As a Nevada citizen, a marijuana special use attorney, and advocate for veterans, I write today to discuss important issues related to states’ rights, federalism, and cannabis regulation.
The Constitution of the United States codifies federalism, protecting the power of the states to speak, act and legislate in a constitutionally guaranteed and sovereign manner. As Supreme Court Justice Louis Brandeis wrote, “a single courageous state may, if its citizens choose, serve as a laboratory; and try novel social and economic experiments without risk to the rest of the country.” I agree!
Currently, 29 states have legalized some form of cannabis. Individual states must be allowed to determine their own policies for the regulation of their legal, state-based cannabis industries.
The concept of federalism cannot and should not be selectively applied by D.C. policymakers. It is politically and philosophically lazy to be a selective federalist. The Tenth Amendment to the U.S. Constitution states, “the powers not delegated to the United States by the Constitution, nor prohibited by it to the states, are reserved to the states respectively, or to the people.”
The people of Nevada have spoken. We favor legalized, regulated, adult use cannabis. Constitutionally speaking, the Federal government must respect our duly enacted laws and regulatory regime for cannabis. Federal intrusion into states that have medical or adult use cannabis is an assault on our constitutional system.
So the question is – what can be done? I urge Congress to adopt the McClintock-Polis amendment preventing the Department of Justice from spending funds to interfere with state cannabis laws. Authorization of this amendment will remove uncertainty and ambiguity from our state-based, state-legal, and state-regulated cannabis industry.

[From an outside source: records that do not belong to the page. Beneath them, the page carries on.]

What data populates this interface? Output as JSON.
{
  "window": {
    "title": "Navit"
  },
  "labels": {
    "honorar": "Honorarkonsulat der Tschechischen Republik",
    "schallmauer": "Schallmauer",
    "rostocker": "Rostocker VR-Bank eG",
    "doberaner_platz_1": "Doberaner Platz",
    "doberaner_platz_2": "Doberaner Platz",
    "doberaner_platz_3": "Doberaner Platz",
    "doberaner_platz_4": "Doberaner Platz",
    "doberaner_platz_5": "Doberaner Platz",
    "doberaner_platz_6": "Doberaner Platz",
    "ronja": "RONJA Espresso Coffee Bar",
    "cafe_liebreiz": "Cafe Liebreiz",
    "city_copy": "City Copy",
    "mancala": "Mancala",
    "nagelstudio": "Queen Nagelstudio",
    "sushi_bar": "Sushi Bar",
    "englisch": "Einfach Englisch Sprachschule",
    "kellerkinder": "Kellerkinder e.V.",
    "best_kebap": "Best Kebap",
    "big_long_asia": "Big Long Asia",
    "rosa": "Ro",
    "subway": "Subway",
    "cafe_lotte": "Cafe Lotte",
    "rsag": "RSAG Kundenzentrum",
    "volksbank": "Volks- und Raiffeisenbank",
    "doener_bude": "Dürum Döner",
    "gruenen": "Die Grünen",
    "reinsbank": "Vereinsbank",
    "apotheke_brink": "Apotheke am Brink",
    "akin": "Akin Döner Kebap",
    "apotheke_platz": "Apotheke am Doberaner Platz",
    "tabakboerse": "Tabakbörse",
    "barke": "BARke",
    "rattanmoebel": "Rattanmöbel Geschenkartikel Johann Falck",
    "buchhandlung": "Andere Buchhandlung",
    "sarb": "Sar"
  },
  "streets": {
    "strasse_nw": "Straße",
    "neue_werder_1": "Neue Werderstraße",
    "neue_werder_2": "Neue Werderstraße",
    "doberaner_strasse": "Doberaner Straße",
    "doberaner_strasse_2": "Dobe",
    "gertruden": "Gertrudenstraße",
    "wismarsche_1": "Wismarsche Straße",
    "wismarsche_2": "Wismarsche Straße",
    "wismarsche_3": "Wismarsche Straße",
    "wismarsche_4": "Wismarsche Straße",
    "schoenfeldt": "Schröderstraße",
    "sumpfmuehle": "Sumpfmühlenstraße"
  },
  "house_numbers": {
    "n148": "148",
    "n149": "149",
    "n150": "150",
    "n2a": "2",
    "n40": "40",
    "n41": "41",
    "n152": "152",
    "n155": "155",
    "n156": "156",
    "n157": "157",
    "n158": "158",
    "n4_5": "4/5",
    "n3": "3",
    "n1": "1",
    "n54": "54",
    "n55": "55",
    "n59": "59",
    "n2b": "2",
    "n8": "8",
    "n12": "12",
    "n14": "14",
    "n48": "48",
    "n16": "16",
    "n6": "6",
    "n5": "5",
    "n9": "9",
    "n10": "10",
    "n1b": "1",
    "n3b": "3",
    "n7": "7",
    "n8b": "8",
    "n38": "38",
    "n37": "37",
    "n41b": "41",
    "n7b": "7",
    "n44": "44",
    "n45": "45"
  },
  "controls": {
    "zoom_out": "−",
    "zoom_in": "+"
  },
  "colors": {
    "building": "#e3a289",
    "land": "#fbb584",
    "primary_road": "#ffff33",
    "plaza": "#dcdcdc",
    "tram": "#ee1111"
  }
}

I also support H.R. 1810, authored by Representative Carlos Curbelo, reforming IRS Section 280(e), allowing for cannabis businesses to be treated like any other legal, state-based business. Congress must also reform federal banking laws so that legal cannabis operations have access to traditional banking services.
Since cannabis is still illegal under federal law, any profit by companies in the marijuana sector is considered illegal. Banks who accept accounts from cannabis businesses become open to government seizure and criminal prosecution. This banking reform is currently part of the CARERS Act of 2017.
These policies, if enacted, will allow our state to prioritize limited law enforcement assets and curtail the cash and cartel-based operations of the marijuana black market.
If you believe in Federalism, the Tenth Amendment, and the power of the states to regulate and grow their own economies, within their own borders, let your federal officials know that state-legal, state-based cannabis laws should fall under state jurisdiction. Also, let them know that you support commonsense reform of federal laws in order to provide for state-first regulation of these burgeoning cannabis industries.